The logic to create new layout boxes is as follows. First, the geometrical structure of an element is considered. This leads to the creation of zero or more nested layout::container_box objects. A container box (the target) is picked as the container for any subsequent empty elements. Next, if the element is empty, an appropriate layout::box is created and stored in the target. Subsequently, a single layout::property_box is constructed in case there is property information associated to the element. The last step consists of putting these things together and storing the relevant information for later use.

In detail, the algorithm that determines which layout::box objects get created is as follows (target is the layout box which acts as the container for any boxes created by the element under consideration):

  • If a block element is encountered, the DOM tree is scanned upwards for the first element with block display property; the associated inner box which will be the target.
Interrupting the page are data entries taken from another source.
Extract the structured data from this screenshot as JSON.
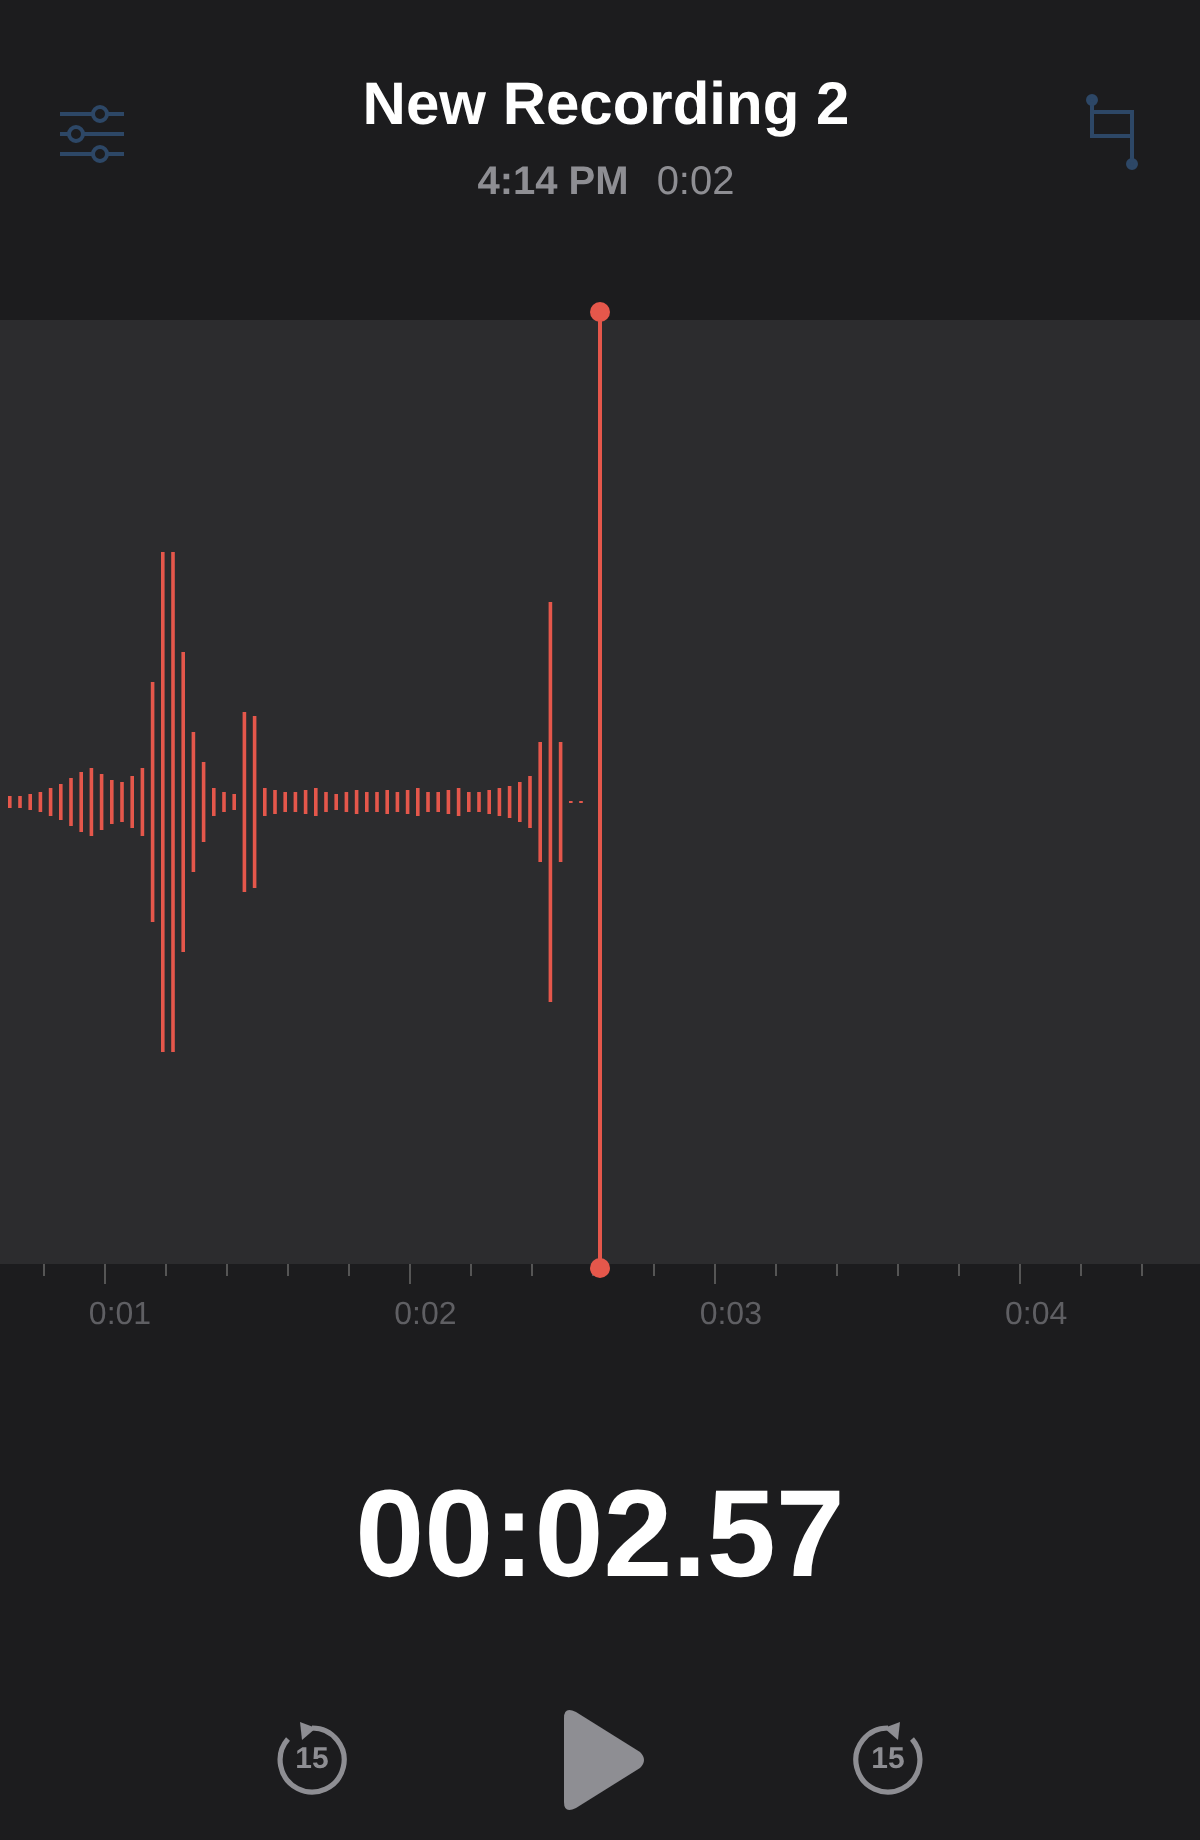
{
  "header": {
    "title": "New Recording 2",
    "time": "4:14 PM",
    "duration": "0:02",
    "options_disabled": true,
    "trim_disabled": true
  },
  "timeline": {
    "ticks": [
      "0:01",
      "0:02",
      "0:03",
      "0:04"
    ]
  },
  "elapsed": "00:02.57",
  "controls": {
    "skip_back": "15",
    "skip_forward": "15"
  }
}
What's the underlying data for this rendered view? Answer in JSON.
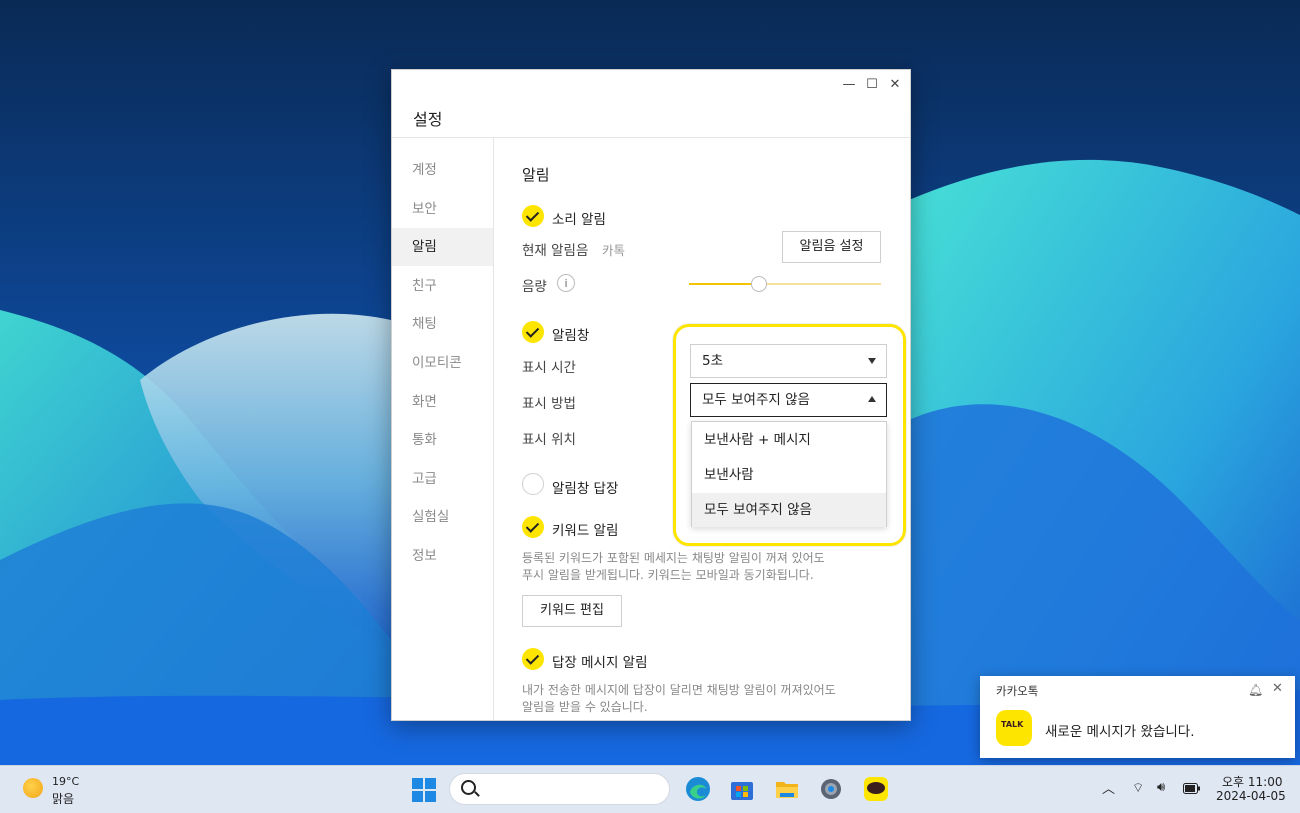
{
  "window": {
    "title": "설정",
    "controls": {
      "minimize": "—",
      "maximize": "☐",
      "close": "✕"
    }
  },
  "sidebar": {
    "items": [
      {
        "label": "계정"
      },
      {
        "label": "보안"
      },
      {
        "label": "알림",
        "active": true
      },
      {
        "label": "친구"
      },
      {
        "label": "채팅"
      },
      {
        "label": "이모티콘"
      },
      {
        "label": "화면"
      },
      {
        "label": "통화"
      },
      {
        "label": "고급"
      },
      {
        "label": "실험실"
      },
      {
        "label": "정보"
      }
    ]
  },
  "notifications": {
    "section_title": "알림",
    "sound": {
      "label": "소리 알림",
      "checked": true
    },
    "current_sound_label": "현재 알림음",
    "current_sound_value": "카톡",
    "sound_settings_button": "알림음 설정",
    "volume_label": "음량",
    "volume_info_icon": "i",
    "volume_level": 0.36,
    "popup": {
      "label": "알림창",
      "checked": true
    },
    "display_time_label": "표시 시간",
    "display_time_value": "5초",
    "display_method_label": "표시 방법",
    "display_method_value": "모두 보여주지 않음",
    "display_method_options": [
      "보낸사람 + 메시지",
      "보낸사람",
      "모두 보여주지 않음"
    ],
    "display_position_label": "표시 위치",
    "popup_reply": {
      "label": "알림창 답장",
      "checked": false
    },
    "keyword": {
      "label": "키워드 알림",
      "checked": true
    },
    "keyword_desc_line1": "등록된 키워드가 포함된 메세지는 채팅방 알림이 꺼져 있어도",
    "keyword_desc_line2": "푸시 알림을 받게됩니다. 키워드는 모바일과 동기화됩니다.",
    "keyword_edit_button": "키워드 편집",
    "reply_msg": {
      "label": "답장 메시지 알림",
      "checked": true
    },
    "reply_desc_line1": "내가 전송한 메시지에 답장이 달리면 채팅방 알림이 꺼져있어도",
    "reply_desc_line2": "알림을 받을 수 있습니다."
  },
  "toast": {
    "app": "카카오톡",
    "icon_text": "TALK",
    "message": "새로운 메시지가 왔습니다."
  },
  "taskbar": {
    "weather_temp": "19°C",
    "weather_desc": "맑음",
    "clock_time": "오후 11:00",
    "clock_date": "2024-04-05",
    "apps": [
      "edge-icon",
      "store-icon",
      "file-explorer-icon",
      "settings-icon",
      "kakaotalk-icon"
    ]
  },
  "colors": {
    "accent": "#fee500",
    "highlight": "#fee500"
  }
}
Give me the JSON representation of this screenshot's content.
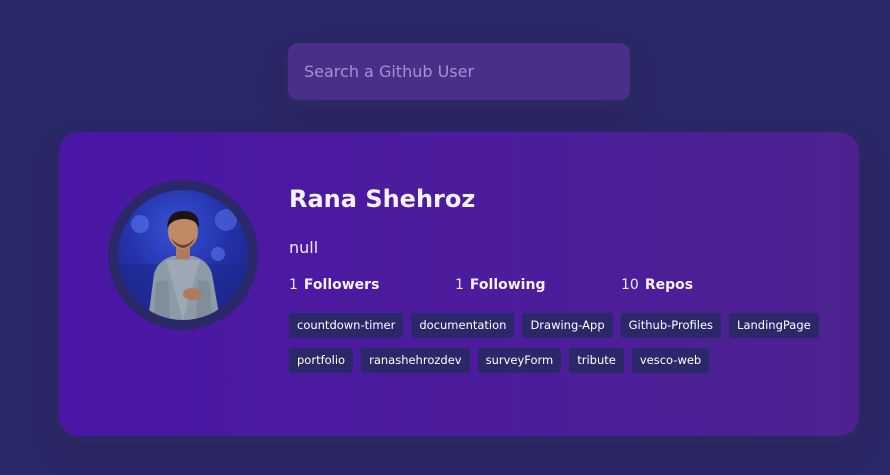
{
  "search": {
    "placeholder": "Search a Github User",
    "value": ""
  },
  "colors": {
    "background": "#2b2867",
    "card_start": "#4a17a6",
    "card_end": "#4d2290",
    "search_bg": "#4a2e8a",
    "repo_bg": "#2a2868"
  },
  "profile": {
    "avatar_icon": "user-avatar-photo",
    "name": "Rana Shehroz",
    "bio": "null",
    "stats": [
      {
        "count": "1",
        "label": "Followers"
      },
      {
        "count": "1",
        "label": "Following"
      },
      {
        "count": "10",
        "label": "Repos"
      }
    ],
    "repos": [
      "countdown-timer",
      "documentation",
      "Drawing-App",
      "Github-Profiles",
      "LandingPage",
      "portfolio",
      "ranashehrozdev",
      "surveyForm",
      "tribute",
      "vesco-web"
    ]
  }
}
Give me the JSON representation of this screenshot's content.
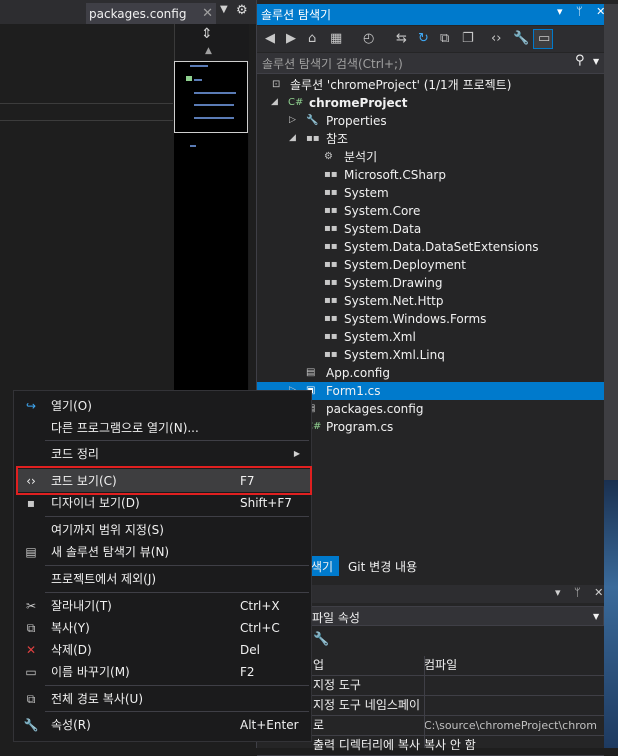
{
  "editor": {
    "tab_label": "packages.config",
    "tab_close": "✕",
    "tab_dropdown": "▼",
    "settings": "⚙"
  },
  "solution_explorer": {
    "title": "솔루션 탐색기",
    "title_buttons": "▾ ᛘ ✕",
    "search_placeholder": "솔루션 탐색기 검색(Ctrl+;)",
    "tree": [
      {
        "label": "솔루션 'chromeProject' (1/1개 프로젝트)",
        "bold": false
      },
      {
        "label": "chromeProject",
        "bold": true
      },
      {
        "label": "Properties",
        "bold": false
      },
      {
        "label": "참조",
        "bold": false
      },
      {
        "label": "분석기",
        "bold": false
      },
      {
        "label": "Microsoft.CSharp",
        "bold": false
      },
      {
        "label": "System",
        "bold": false
      },
      {
        "label": "System.Core",
        "bold": false
      },
      {
        "label": "System.Data",
        "bold": false
      },
      {
        "label": "System.Data.DataSetExtensions",
        "bold": false
      },
      {
        "label": "System.Deployment",
        "bold": false
      },
      {
        "label": "System.Drawing",
        "bold": false
      },
      {
        "label": "System.Net.Http",
        "bold": false
      },
      {
        "label": "System.Windows.Forms",
        "bold": false
      },
      {
        "label": "System.Xml",
        "bold": false
      },
      {
        "label": "System.Xml.Linq",
        "bold": false
      },
      {
        "label": "App.config",
        "bold": false
      },
      {
        "label": "Form1.cs",
        "bold": false
      },
      {
        "label": "packages.config",
        "bold": false
      },
      {
        "label": "Program.cs",
        "bold": false
      }
    ],
    "tab_solution": "색기",
    "tab_git": "Git 변경 내용"
  },
  "properties": {
    "title_buttons": "▾ ᛘ ✕",
    "combo": "파일 속성",
    "rows": [
      {
        "name": "업",
        "value": "컴파일"
      },
      {
        "name": "지정 도구",
        "value": ""
      },
      {
        "name": "지정 도구 네임스페이",
        "value": ""
      },
      {
        "name": "로",
        "value": "C:\\source\\chromeProject\\chrom"
      },
      {
        "name": "출력 디렉터리에 복사",
        "value": "복사 안 함"
      }
    ]
  },
  "context_menu": {
    "items": [
      {
        "label": "열기(O)",
        "shortcut": "",
        "icon": "open-icon"
      },
      {
        "label": "다른 프로그램으로 열기(N)...",
        "shortcut": "",
        "icon": ""
      },
      {
        "label": "코드 정리",
        "shortcut": "",
        "icon": ""
      },
      {
        "label": "코드 보기(C)",
        "shortcut": "F7",
        "icon": "code-icon"
      },
      {
        "label": "디자이너 보기(D)",
        "shortcut": "Shift+F7",
        "icon": "designer-icon"
      },
      {
        "label": "여기까지 범위 지정(S)",
        "shortcut": "",
        "icon": ""
      },
      {
        "label": "새 솔루션 탐색기 뷰(N)",
        "shortcut": "",
        "icon": "new-view-icon"
      },
      {
        "label": "프로젝트에서 제외(J)",
        "shortcut": "",
        "icon": ""
      },
      {
        "label": "잘라내기(T)",
        "shortcut": "Ctrl+X",
        "icon": "scissors-icon"
      },
      {
        "label": "복사(Y)",
        "shortcut": "Ctrl+C",
        "icon": "copy-icon"
      },
      {
        "label": "삭제(D)",
        "shortcut": "Del",
        "icon": "delete-icon"
      },
      {
        "label": "이름 바꾸기(M)",
        "shortcut": "F2",
        "icon": "rename-icon"
      },
      {
        "label": "전체 경로 복사(U)",
        "shortcut": "",
        "icon": "copy-path-icon"
      },
      {
        "label": "속성(R)",
        "shortcut": "Alt+Enter",
        "icon": "wrench-icon"
      }
    ]
  }
}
A layout::vbox is added.

  • If an inline element is encountered, this element could have been broken by block boxes. In order to find the correct container, the tree is scanned to the left for previous siblings. In case the previous sibling is an inline sibling, it can either be empty or non-empty. In the former case the parbox associated to this empty element is the target. In the latter case, the parent of the box associated to the non-empty element is the target.

    If the previous sibling is block, the DOM tree is scanned upwards for the first block parent element with an associated box, and to this box a parbox is added. Then the intermediate part is examined upwards for an inline element with a box associated to it, of which the properties are inherited by adding a property_box to the parbox just added. This property box becomes the target (in case the first upwards box is the block box, do nothing).

    In the remaining cases there is no preceding sibling. In this case the DOM tree is scanned upwards for the first element with associated box. If it is inline, the box will become the target. If it is block, a parbox is created and associated to the present element; this box is the target.

As an example, consider
<BLOCKQUOTE>
some text <EM>emphasised <RED>and
<H1>header element</H1>
more</RED> emphasised text</EM> and normal again.
</BLOCKQUOTE>
This translates to (in symbolic language for lib-layout)
\vbox{
  \parbox{
     some text
     \property_box[em]{
        emphasised 
        \property_box[red]{and}}
  \vbox{
     \property_box[em,red,big]{
        \parbox{header element}}}
  \parbox{
     \property_box[em]{
        \property_box[red]{more} 
        emphasised text} 
     and normal again.}
}
The presence of the block-level element <H1> breaks the geometrical nesting.

Properties that should be inherited include table stuff: border-collapse border-spacing caption-side empty-cells, colors: color cursor, font stuff: font font-family font-size font-size-adjust font-stretch font-family font-variant font-weight, box spacing: letter-spacing line-height orphans widows text-align text-indent text-transform white-space word-spacing page page-break-inside, lists: list-style list-style-image list-style-position list-style-type, junk: quotes.